Shortly after taking over the family business, Brown ordered a nine-and-a half foot mahoganny desk-and-bookcase crafted by Daniel Spencer, who was the nephew of John Goddard. It was sold for his descendant, Nicholas Brown VI by Christie's Auctioneers on June 3rd, 1989 for $12,100,000, the highest price ever paid for a piece of decorative art at that date, to fund the restoration of the Nightingale-Brown House, which today is the John Nicholas Brown Center for Public Humanities and Cultural Heritage at Brown University. The desk-and-bookcase currently resides in a Private Collection.

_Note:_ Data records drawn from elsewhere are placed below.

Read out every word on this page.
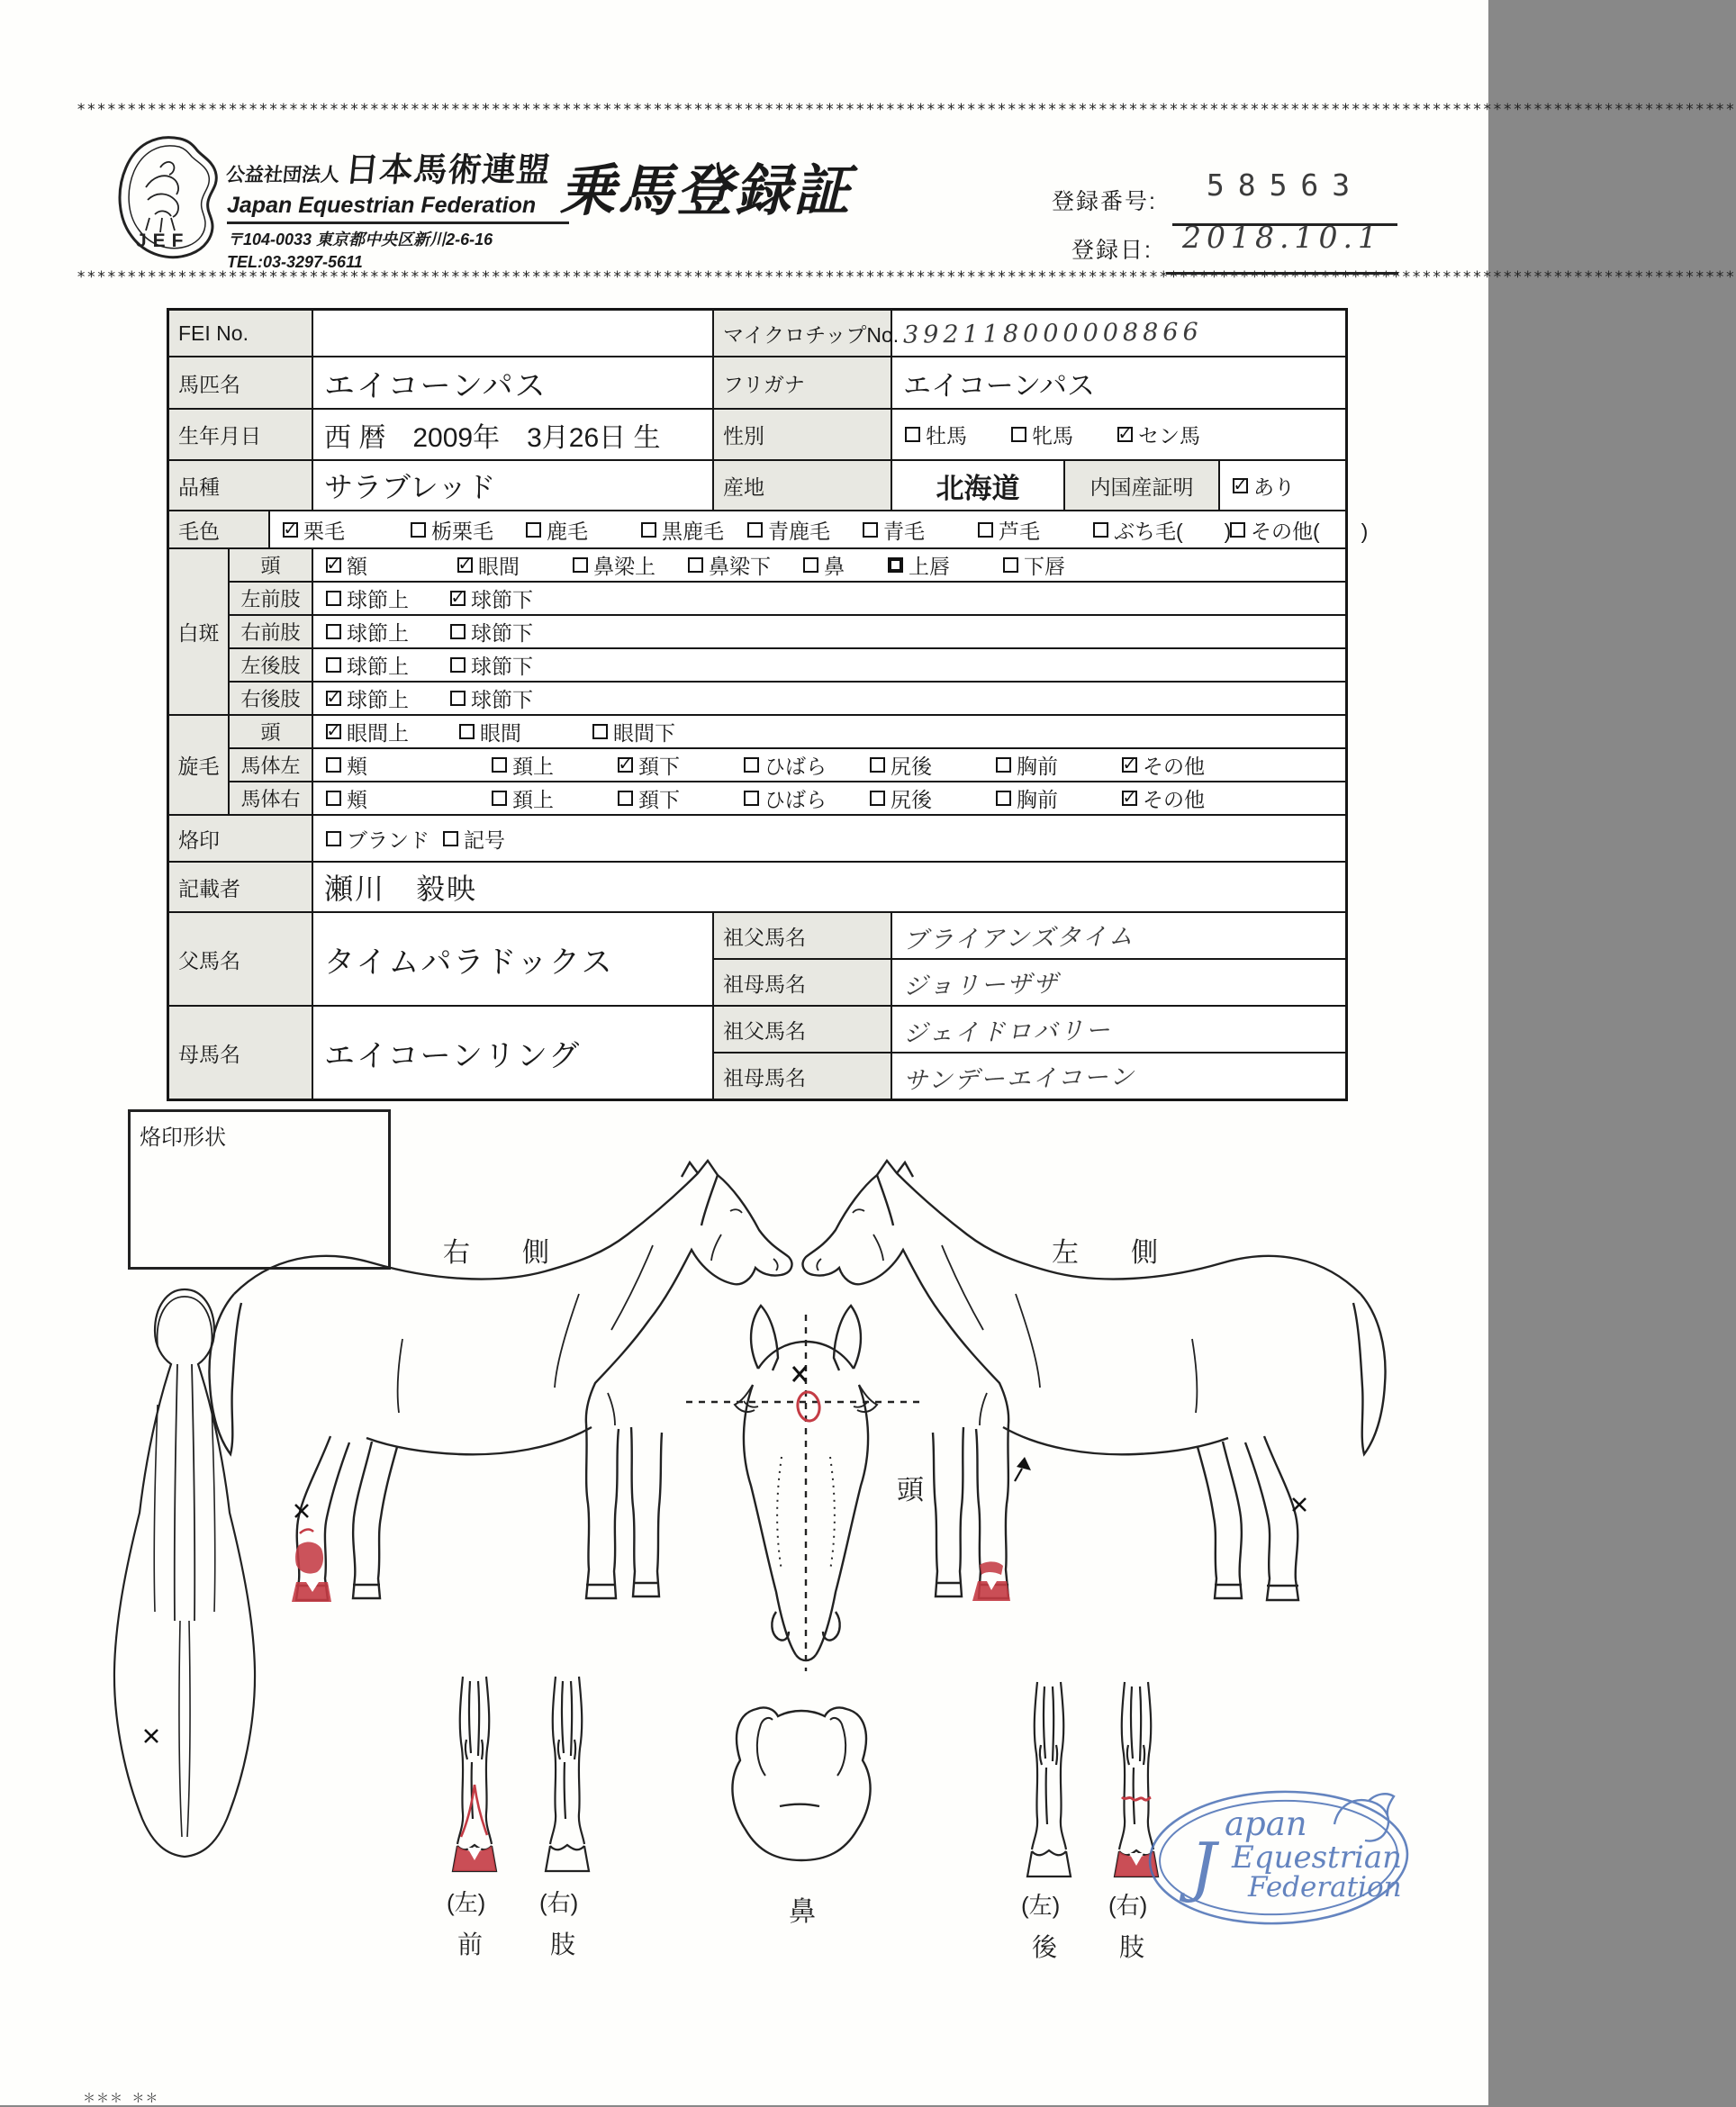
********************************************************************************************************************************************************************
JEF
公益社団法人日本馬術連盟
Japan Equestrian Federation
〒104-0033 東京都中央区新川2-6-16
TEL:03-3297-5611
乗馬登録証	登録番号:	58563
登録日:	2018.10.1
********************************************************************************************************************************************************************
FEI No.	マイクロチップNo. 392118000008866
馬匹名	エイコーンパス	フリガナ	エイコーンパス
生年月日 西 暦　2009年　3月26日 生	性別	牡馬	牝馬	✓ セン馬
品種	サラブレッド	産地	北海道	内国産証明 ✓ あり
毛色	✓ 栗毛	栃栗毛	鹿毛	黒鹿毛 青鹿毛	青毛	芦毛	ぶち毛(　　) その他(　　)
白斑
頭	✓ 額	✓ 眼間	鼻梁上	鼻梁下	鼻	上唇	下唇
左前肢 球節上 ✓ 球節下
右前肢 球節上	球節下
左後肢 球節上	球節下
右後肢 ✓ 球節上	球節下
旋毛
頭	✓ 眼間上	眼間	眼間下
馬体左 頬	頚上	✓ 頚下	ひばら	尻後	胸前	✓ その他
馬体右 頬	頚上	頚下	ひばら	尻後	胸前	✓ その他
烙印	ブランド 記号
記載者	瀬川　毅映
父馬名	タイムパラドックス
祖父馬名	ブライアンズタイム
祖母馬名	ジョリーザザ
母馬名	エイコーンリング
祖父馬名	ジェイドロバリー
祖母馬名	サンデーエイコーン
烙印形状
J
apan
Equestrian
Federation
右側	左側
頭
鼻
(左) (右)
前	肢
(左) (右)
後 肢
＊＊＊ ＊＊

Following Rhoda Brown's death in 1783, Brown remarried Avis Binney (1749–1807).He fathered ten children with Rhoda and one with Avis, of which only two survived: a son Nicholas Brown Jr. (1769–1841) and a daughter, Hope (1773–1855) who married Thomas Poynton Ives (1769–1835).When Brown died in 1791, the Rev. Dr. Stillman of Boston gave a eulogy:
He was the affectionate husband, the tender father, the compassionate master, the dutiful son, the loving brother, and the steady, faithful friend. He took much pains, by reading and by conversation, to inform his mind, and had acquired much general knowledge. But religion was his favorite subject. To Christianity in general, as founded on a fulness of evidence, and to its peculiar doctrines, he was firmly attached. * * * He was a Baptist from principle, and a lover of good men of all denominations. Blessed with opulence, he was ready to distribute to public and private uses. In his death the college in this place, this church and society, the town of Providence, and the general interests of religion, learning, and liberality have lost a friend indeed.
Controversy
As head of the family business, Nicholas Brown Sr. made a number of controversial decisions regarding smuggling, attempting to corner the tobacco market in Surinam, rigging elections, and most notably attempting a slave trading voyage in 1764 to fund his new iron foundry.The disastrous 1764 voyage of the "Sally" is described in detail in the final report of Brown University's Steering Committee on Slavery and Justice. Thereafter, Brown never again attempted slave trading and ensured his son was mentored by George Benson, an ardent abolitionist.